Reading
- Groupware and social dynamics: eight challenges for developers
- Grudin
Outline
- Primarily Off-the-Shelf Products
- IS in Organizations: A Contrast to Product Development
- New Problems
- A Disparity: Work vs. Benefit
- Critical Mass and Prisoner’s Dilemma Problems
- Social, Political, and Motivational Factors
- Exception Handling in Workgroups
- Designing for Infrequently Used Features
- The Difficulty of Evaluation
- The Breakdown of Intuitive Decision Making
- Manage Acceptance: A New Challenge
- Email and Other Successes
- Shifting to a Work Perspective
Notes
- Eight challenges for groupware developers
- 1. Disparity in work and benefit.
- Groupware applications often require additional work from individuals who do not perceive a direct benefit from the use of the application.

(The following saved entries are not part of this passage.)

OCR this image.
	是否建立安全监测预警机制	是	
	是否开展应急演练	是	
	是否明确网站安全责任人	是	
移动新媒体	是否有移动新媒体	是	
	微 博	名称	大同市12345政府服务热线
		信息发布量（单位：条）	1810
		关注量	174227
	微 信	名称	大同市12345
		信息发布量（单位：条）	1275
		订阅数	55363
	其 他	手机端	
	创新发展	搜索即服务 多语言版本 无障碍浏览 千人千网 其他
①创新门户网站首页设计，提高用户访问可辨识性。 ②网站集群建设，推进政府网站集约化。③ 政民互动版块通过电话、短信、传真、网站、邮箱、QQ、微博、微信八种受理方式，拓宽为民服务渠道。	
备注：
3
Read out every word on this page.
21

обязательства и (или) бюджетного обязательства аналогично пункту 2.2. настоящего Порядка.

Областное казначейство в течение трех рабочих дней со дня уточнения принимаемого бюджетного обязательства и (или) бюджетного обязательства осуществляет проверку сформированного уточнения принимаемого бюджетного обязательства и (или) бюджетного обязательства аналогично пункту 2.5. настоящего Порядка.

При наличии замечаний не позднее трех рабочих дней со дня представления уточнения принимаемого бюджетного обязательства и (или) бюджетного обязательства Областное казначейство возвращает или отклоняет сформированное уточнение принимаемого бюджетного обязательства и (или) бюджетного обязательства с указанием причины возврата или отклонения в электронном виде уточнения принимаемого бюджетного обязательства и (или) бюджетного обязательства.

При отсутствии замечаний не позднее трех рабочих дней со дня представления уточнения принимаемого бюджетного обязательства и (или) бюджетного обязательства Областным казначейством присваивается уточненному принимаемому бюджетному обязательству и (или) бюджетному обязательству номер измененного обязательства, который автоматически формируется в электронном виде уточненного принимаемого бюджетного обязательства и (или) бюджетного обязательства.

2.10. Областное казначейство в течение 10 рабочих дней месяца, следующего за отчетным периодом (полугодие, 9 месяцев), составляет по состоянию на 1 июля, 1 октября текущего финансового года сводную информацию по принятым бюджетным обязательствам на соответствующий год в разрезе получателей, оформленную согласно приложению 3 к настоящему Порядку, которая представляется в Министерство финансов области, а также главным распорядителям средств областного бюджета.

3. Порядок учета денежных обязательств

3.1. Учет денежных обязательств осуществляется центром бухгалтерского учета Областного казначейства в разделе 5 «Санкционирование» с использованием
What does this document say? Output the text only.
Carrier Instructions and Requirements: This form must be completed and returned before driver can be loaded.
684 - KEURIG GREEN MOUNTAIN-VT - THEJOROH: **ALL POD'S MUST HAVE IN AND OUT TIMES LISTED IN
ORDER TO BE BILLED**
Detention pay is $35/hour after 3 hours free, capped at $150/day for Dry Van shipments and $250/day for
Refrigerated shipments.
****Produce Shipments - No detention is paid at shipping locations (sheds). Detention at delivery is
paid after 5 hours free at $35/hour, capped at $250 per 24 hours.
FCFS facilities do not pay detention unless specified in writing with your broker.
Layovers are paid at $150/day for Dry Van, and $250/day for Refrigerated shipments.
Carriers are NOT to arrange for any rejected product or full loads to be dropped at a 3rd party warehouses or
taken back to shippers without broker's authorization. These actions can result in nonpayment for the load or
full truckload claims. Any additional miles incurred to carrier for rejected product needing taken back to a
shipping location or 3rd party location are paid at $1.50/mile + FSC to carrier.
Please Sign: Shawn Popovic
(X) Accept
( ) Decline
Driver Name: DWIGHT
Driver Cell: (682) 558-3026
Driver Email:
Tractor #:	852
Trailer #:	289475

- 2. Critical mass and Prisoner's dilemma problems.
- Groupware may not enlist the "critical mass" of users required to be useful, or can fail because it is never to any one's individual advantage to use it.
- 3. Disruption of social processes.
- Groupware can lead to activity that violates social taboos, threatens existing political structures, or otherwise demotivates users crucial to its success.
- 4. Exception handling.
- Groupware may not accommodate the wide range of exception handling and improvisation that characterizes much group activity.
- 5. Unobtrusive accessibility.
- Features that support group processes are used relatively infrequently, requiring unobtrusive accessibility and integration with more heavily used features.
- 6. Difficulty of evaluation.
- The almost insurmountable obstacles to meaningful, generalizable analysis and evaluation of groupware prevent us from learning from experience.
- 7. Failure of intuition.
- Intuitions in product development environments are especially poor for multiuser applications, resulting in bad management decisions and an error-prone design process.
- 8. The adoption process.
- Groupware requires more careful implementation (introduction) in the workplace than product developers have confronted.
Comments
- This paper was written in 1994, but the challenges mentioned in this paper still seem really relevant to developing groupware today.
- I find it interesting how Lotus Notes is occasionally mentioned as an example. I haven't really heard it mentioned often since the 1990s, and nowadays hear it being used in historical terms, whether or not it's still being used.
- Google has a web page set up to convince people to switch from Lotus Notes to Google Apps.